Alaska...was the most amazing thing...and I can't possibly do it justice in a blog...so just go GO VISIT! There were so many fabulous things, I couldn't ever pick a favorite, but being able to witness whales, "bubble net feeding"....you just couldn't imagine such a thing! We took this sightseeing cruise put on by the Kenai Fjords National Park...and we were expecting to see marine wildlife....well....we did. And we saw a whale! Off our boat...and here is that picture. It's pretty cool right? Oooh. A whale! So we saw many like this. Which, is really awesome. We also saw puffins, sea stars, gulls, sea lion, an otter (see prior blog), and loads of other animals. THEN....then came the bubble net feeding whales. A site to behold, and the pictures will never do it justice, but I will post them anyway!!







According to wiki....this sort of feeding is their inventive technique! A group of whales swims in a shrinking circle blowing bubbles below a school of prey. The shrinking ring of bubbles encircles the school and confines it in an ever-smaller cylinder. This ring can begin close to a 100ft in diameter and involve the cooperation of a dozen animals. Some whales blow the bubbles, some dive deeper to drive fish toward the surface, and others herd prey into the net by vocalizing. The whales then suddenly swim upward through the 'net', mouths agape, swallowing thousands of fish in one gulp. Plated grooves in the whale's mouth allow the creature to easily drain all the water that was initially taken in. It's truly awesome...have I said that already! I feel uber blessed to have been able to see such a thing, however, seeing a singular whale off the boat was officially common place! Go to Alaska. You may not see what I saw, but it doesn't matter, it's all pretty spectacular!!!!
See? He's waving at you!

Saturday, August 20, 2011

You otter know by now....

Seriously....I'm very uber smitten with these animals...and I wonder if they like to cuddle. I'm a real person....and I took a real trip to Alaska....and my camera is nothing special...and I'm not really all that great with my not so special camera...so THIS. THESE pictures...happened....in real life. This little guy was just lurking by himself....near the Aialik Glacier...which was AMAZING in and of itself...but worthy of another blog!

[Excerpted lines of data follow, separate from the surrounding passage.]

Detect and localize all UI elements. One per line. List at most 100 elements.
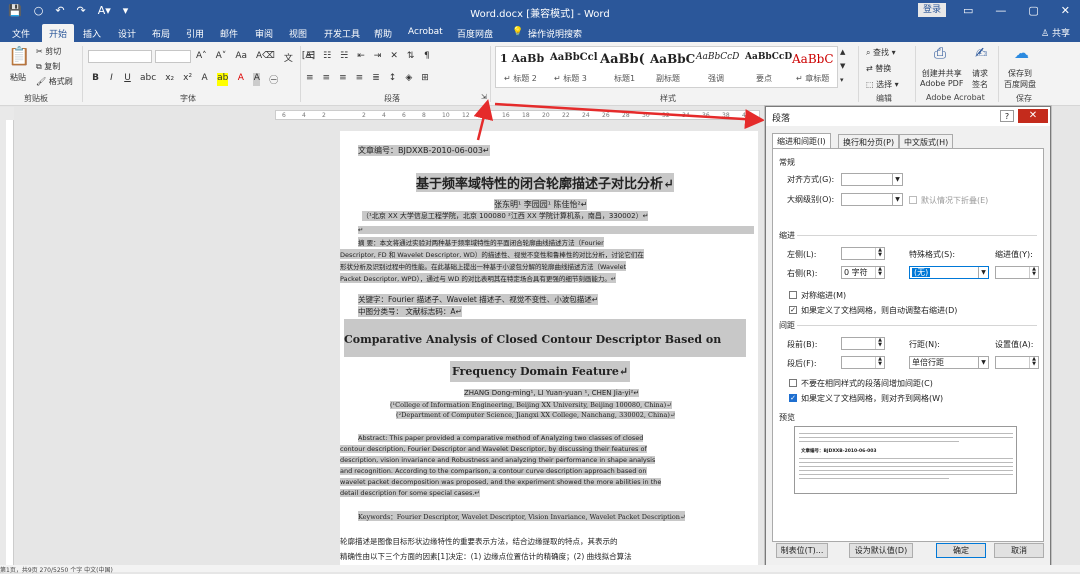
paste-icon[interactable]: 📋	[8, 46, 30, 67]
alignment-select[interactable]: ▼	[841, 173, 903, 186]
replace-button[interactable]: ⇄ 替换	[866, 63, 891, 74]
tab-home[interactable]: 开始	[42, 24, 75, 42]
highlight-icon[interactable]: ab	[217, 73, 229, 86]
request-sign-icon[interactable]: ✍	[975, 44, 988, 62]
auto-adjust-checkbox[interactable]: ✓	[789, 306, 797, 314]
spacing-at-input[interactable]: ▲ ▼	[995, 356, 1039, 369]
enclose-char-icon[interactable]: ㊀	[269, 73, 278, 86]
dialog-close-icon[interactable]: ✕	[1018, 109, 1048, 123]
indent-value-input[interactable]: ▲ ▼	[995, 266, 1039, 279]
document-page[interactable]: 文章编号：BJDXXB-2010-06-003↵ 基于频率域特性的闭合轮廓描述子…	[340, 131, 758, 571]
show-marks-icon[interactable]: ¶	[423, 51, 430, 61]
style-sample-emphasis[interactable]: AaBbCcD	[696, 52, 739, 62]
ok-button[interactable]: 确定	[936, 543, 986, 558]
special-format-select[interactable]: (无) ▼	[909, 266, 989, 279]
clear-format-icon[interactable]: A⌫	[256, 51, 275, 64]
distribute-icon[interactable]: ≣	[372, 73, 380, 83]
change-case-icon[interactable]: Aa	[235, 51, 247, 64]
login-button[interactable]: 登录	[918, 3, 946, 17]
right-indent-input[interactable]: 0 字符 ▲ ▼	[841, 266, 885, 279]
paragraph-launcher-icon[interactable]: ⇲	[481, 93, 487, 101]
create-pdf-button[interactable]: 创建并共享 Adobe PDF	[920, 68, 963, 88]
justify-icon[interactable]: ≡	[356, 73, 364, 83]
cancel-button[interactable]: 取消	[994, 543, 1044, 558]
font-size-input[interactable]	[155, 50, 191, 63]
line-spacing-icon[interactable]: ↕	[389, 73, 397, 83]
tab-insert[interactable]: 插入	[83, 27, 101, 40]
format-painter-button[interactable]: 🖌 格式刷	[36, 76, 73, 87]
spinner-icon[interactable]: ▲ ▼	[875, 248, 884, 259]
collapse-default-checkbox[interactable]	[909, 196, 917, 204]
tab-mailings[interactable]: 邮件	[220, 27, 238, 40]
grow-font-icon[interactable]: A˄	[196, 51, 207, 64]
mirror-indent-checkbox[interactable]	[789, 291, 797, 299]
styles-scroll-down-icon[interactable]: ▼	[840, 62, 845, 70]
tab-design[interactable]: 设计	[118, 27, 136, 40]
align-right-icon[interactable]: ≡	[339, 73, 347, 83]
chinese-layout-icon[interactable]: ✕	[390, 51, 398, 61]
tab-references[interactable]: 引用	[186, 27, 204, 40]
align-left-icon[interactable]: ≡	[306, 73, 314, 83]
subscript-icon[interactable]: x₂	[165, 73, 174, 86]
tab-help[interactable]: 帮助	[374, 27, 392, 40]
style-sample-subtitle[interactable]: AaBbC	[650, 52, 695, 66]
borders-icon[interactable]: ⊞	[421, 73, 429, 83]
phonetic-icon[interactable]: 文	[284, 51, 293, 64]
ribbon-display-icon[interactable]: ▭	[963, 4, 973, 17]
help-icon[interactable]: ?	[1000, 110, 1014, 122]
spinner-icon[interactable]: ▲ ▼	[875, 357, 884, 368]
line-spacing-select[interactable]: 单倍行距 ▼	[909, 356, 989, 369]
tab-developer[interactable]: 开发工具	[324, 27, 360, 40]
spinner-icon[interactable]: ▲ ▼	[1029, 267, 1038, 278]
set-default-button[interactable]: 设为默认值(D)	[849, 543, 913, 558]
tab-file[interactable]: 文件	[12, 27, 30, 40]
copy-button[interactable]: ⧉ 复制	[36, 61, 60, 72]
shrink-font-icon[interactable]: A˅	[216, 51, 227, 64]
left-indent-input[interactable]: ▲ ▼	[841, 247, 885, 260]
tab-acrobat[interactable]: Acrobat	[408, 27, 443, 37]
minimize-icon[interactable]: —	[995, 4, 1006, 17]
align-center-icon[interactable]: ≡	[323, 73, 331, 83]
find-button[interactable]: ⌕ 查找 ▾	[866, 47, 896, 58]
horizontal-ruler[interactable]: 6 4 2 2 4 6 8 10 12 14 16 18 20 22 24 26 28 30 32 34 36 38 40	[275, 110, 760, 120]
text-effects-icon[interactable]: A	[201, 73, 208, 86]
bold-icon[interactable]: B	[92, 73, 99, 86]
spinner-icon[interactable]: ▲ ▼	[875, 338, 884, 349]
space-before-input[interactable]: ▲ ▼	[841, 337, 885, 350]
shading-icon[interactable]: ◈	[405, 73, 412, 83]
create-pdf-icon[interactable]: ⎙	[934, 44, 946, 62]
select-button[interactable]: ⬚ 选择 ▾	[866, 79, 899, 90]
font-name-input[interactable]	[88, 50, 152, 63]
style-sample-heading2[interactable]: 1 AaBb	[500, 52, 544, 65]
increase-indent-icon[interactable]: ⇥	[374, 51, 382, 61]
close-icon[interactable]: ✕	[1061, 4, 1070, 17]
cut-button[interactable]: ✂ 剪切	[36, 46, 61, 57]
baidu-cloud-icon[interactable]: ☁	[1014, 44, 1029, 62]
no-space-same-style-checkbox[interactable]	[789, 379, 797, 387]
paste-button[interactable]: 粘贴	[10, 72, 26, 83]
style-sample-key[interactable]: AaBbCcD	[745, 52, 792, 62]
save-baidu-button[interactable]: 保存到 百度网盘	[1004, 68, 1036, 90]
spinner-icon[interactable]: ▲ ▼	[875, 267, 884, 278]
request-sign-button[interactable]: 请求 签名	[972, 68, 988, 90]
tabs-button[interactable]: 制表位(T)...	[776, 543, 828, 558]
styles-more-icon[interactable]: ▾	[840, 76, 844, 84]
char-shading-icon[interactable]: A	[253, 73, 261, 86]
tell-me-search[interactable]: 操作说明搜索	[528, 27, 582, 40]
style-sample-heading3[interactable]: AaBbCcl	[550, 52, 598, 63]
numbering-icon[interactable]: ☷	[323, 51, 331, 61]
style-sample-heading1[interactable]: AaBb(	[600, 52, 645, 67]
styles-scroll-up-icon[interactable]: ▲	[840, 48, 845, 56]
multilevel-icon[interactable]: ☵	[340, 51, 348, 61]
spinner-icon[interactable]: ▲ ▼	[1029, 357, 1038, 368]
tab-asian-typography[interactable]: 中文版式(H)	[899, 134, 954, 148]
sort-icon[interactable]: ⇅	[407, 51, 415, 61]
italic-icon[interactable]: I	[108, 73, 115, 86]
vertical-ruler[interactable]	[6, 120, 14, 565]
tab-line-page-breaks[interactable]: 换行和分页(P)	[838, 134, 900, 148]
share-button[interactable]: ♙ 共享	[1041, 26, 1070, 39]
style-sample-chapter[interactable]: AaBbC	[792, 52, 834, 66]
tab-view[interactable]: 视图	[289, 27, 307, 40]
decrease-indent-icon[interactable]: ⇤	[357, 51, 365, 61]
tab-layout[interactable]: 布局	[152, 27, 170, 40]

Here he is....alone, happy in his freezing cold water, loving his gorgeous surroundings. Does he look far away? Let's get closer then shall we?

Ah...he's so adorable. Here's the "didjaknow" part...Otters can eat up to 25% of their body weight each day-for you and I? That's like eating about 100 hamburgers! To eat, clean, and lounge....is to be...an otter.





So seriously cute! I'm pretty sure he was calling out to me! And to watch them fluff their fur, all part of their keeping warm process. Adorable!

So....as am I at this hour....so was he! I leave you with this yawn...from both him and I!